Four, because the data requirements of the HIPAA standards for electronic claims are not identical to those used on the current paper claims form, the NCVHS recommends that the HHS asks that the NUCC and NUBC explore ways such as issuing in implementation guide for each paper form to make the data used on paper forms consistent with the HIPAA standards. Sincerely yours, John Lumpkin, MD.

(Laughter.)

DR. LUMPKIN: Any other questions or comments, concerns for the subcommittee.

MS. COLTIN: One issue that isn't spoken to in the letter and I don't know if it's because no one brought it up is federal agencies requiring implementation deadlines for some of these standards prior to the dates that are laid out for HIPAA.

The example is in this submission on encounter data to HCFA for Medicare Plus Choice plans, they're basically saying that if those claims or encounters do not contain the standard codes, they're going to be rejected and sent back by July as opposed to the October timeframe, July 2002.

That's raised an issue because essentially at least for that population in the health plans, it means that you have three months less, almost four months less to come into compliance and the code sets are one of the more problematic areas for doing that, getting rid of the local codes that quickly. I don't know if that was brought up at all, but it's something that has been addressed.
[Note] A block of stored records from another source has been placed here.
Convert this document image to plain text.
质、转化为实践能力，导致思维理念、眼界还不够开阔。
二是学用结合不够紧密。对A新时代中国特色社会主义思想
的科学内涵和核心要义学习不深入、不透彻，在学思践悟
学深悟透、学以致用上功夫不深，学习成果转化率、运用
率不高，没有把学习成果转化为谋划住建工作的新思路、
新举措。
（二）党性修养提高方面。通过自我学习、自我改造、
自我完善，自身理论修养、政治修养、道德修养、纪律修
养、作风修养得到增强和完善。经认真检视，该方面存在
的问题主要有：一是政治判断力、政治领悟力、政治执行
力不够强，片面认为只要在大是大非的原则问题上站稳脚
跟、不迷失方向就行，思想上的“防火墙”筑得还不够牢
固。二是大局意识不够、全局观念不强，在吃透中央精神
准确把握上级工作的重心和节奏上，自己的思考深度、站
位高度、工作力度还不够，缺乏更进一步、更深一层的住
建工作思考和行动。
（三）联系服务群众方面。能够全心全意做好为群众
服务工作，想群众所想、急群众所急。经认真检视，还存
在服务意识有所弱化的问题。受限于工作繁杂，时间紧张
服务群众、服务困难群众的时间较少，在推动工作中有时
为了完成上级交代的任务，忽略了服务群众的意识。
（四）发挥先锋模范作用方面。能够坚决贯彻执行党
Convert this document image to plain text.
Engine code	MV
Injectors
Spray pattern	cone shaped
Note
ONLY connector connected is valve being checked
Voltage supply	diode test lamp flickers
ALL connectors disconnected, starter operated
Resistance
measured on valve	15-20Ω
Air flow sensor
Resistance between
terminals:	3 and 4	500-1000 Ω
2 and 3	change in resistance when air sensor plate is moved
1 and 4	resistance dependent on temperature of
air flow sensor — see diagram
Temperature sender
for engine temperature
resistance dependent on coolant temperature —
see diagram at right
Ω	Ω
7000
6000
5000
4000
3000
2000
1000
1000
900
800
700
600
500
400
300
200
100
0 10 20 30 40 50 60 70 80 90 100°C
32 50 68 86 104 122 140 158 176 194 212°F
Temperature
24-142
DR. COHN: The subcommittee will discuss that issue. I'm a little concerned about putting too much in this letter and it may turn out to be immobilizing for the Secretary if you don't watch out, but I certainly share your concern. If we may all the changes, is the Committee comfortable with the letter as it's been laid out basically?

MR. SCANLON: Basically, no delay. No delay.

DR. LUMPKIN: You feel duly guided? At this point, I think we have completed our business for this afternoon's session. We'll be breaking into subcommittees. The subcommittee on standards and security is right here. And populations is Room 2. NHII will be back here.

(The meeting of the full Committee was concluded at 2:30pm.)